NHK Laboratories Note No. 486


Perceptual Discrimination between Musical Sounds
with and without Very High Frequency Components


Toshiyuki Nishiguchi, Masakazu Iwaki, and Akio Ando

Three-Dimensional Audio-Visual System


Abstract

  We conducted subjective evaluation tests to study perceptual discrimination between musical sounds with and without very high frequency components (above 21 kHz). In order to conduct strict evaluation tests, the sound reproduction system used for these tests was designed to exclude any leakage or influence of very high frequency components in the audible frequency range.
As a result, no significant difference was found between sounds with and without very high frequency components among the sound stimuli and the subjects. From these results, however, we can still neither confirm nor deny the possibility that some subjects could discriminate between musical sounds with and without very high frequency components. Nevertheless, the results also showed that the test system is entirely reliable, and that further evaluation tests using this test system will accurately show whether the very high frequency components in sound stimuli affect human recognition of sound quality.

1.  INTRODUCTION
It is generally accepted that humans cannot perceive sounds in a very high frequency range of over 20 kHz. Thus, the upper limit of the frequency range in conventional digital audio formats such as CD, DAT and digital audio broadcasting is typically set at about 20 kHz.

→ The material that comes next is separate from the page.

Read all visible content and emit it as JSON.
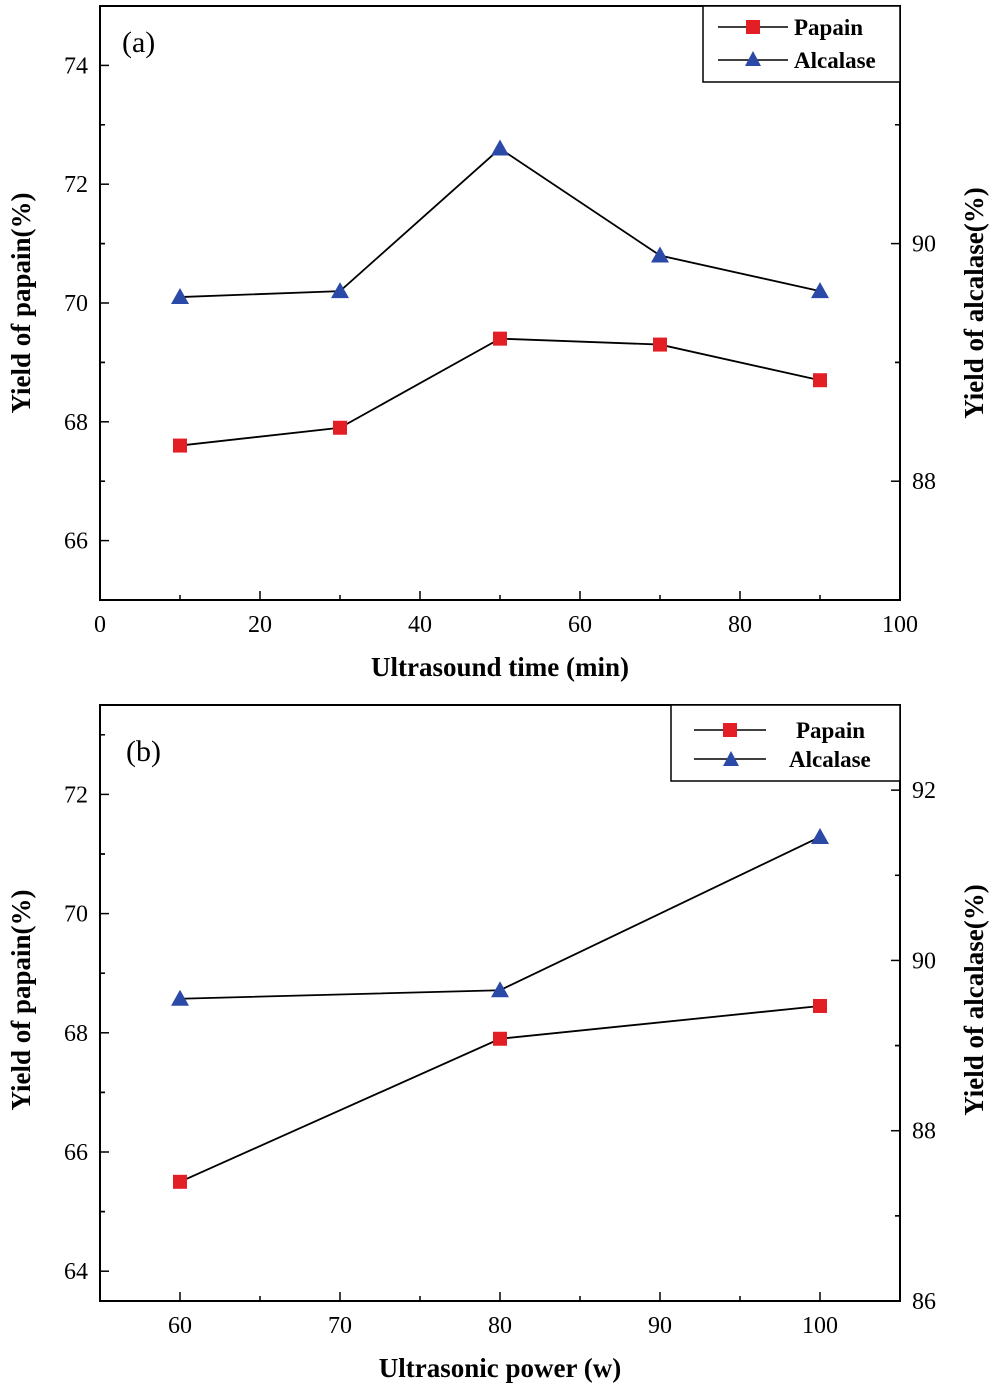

Nevertheless, some papers have discussed the influence of such “inaudible” high frequency components in musical sounds on the auditory sense or brain activity in recent years [1,2,3,4], and in recent years, digital audio formats such as SACD and DVD-Audio having a frequency response of close to 100 kHz have become available.


If such extension of the frequency range affects the perception of sound, it must be caused by reproduction of very high frequency components or some other factor. If very high frequency components are the major factor, then recording and reproduction of very high frequency components would be important. However, if some other factor is dominant, it would be independent of frequency range and so efforts to improve sound quality should be focused on this factor rather than on frequency range.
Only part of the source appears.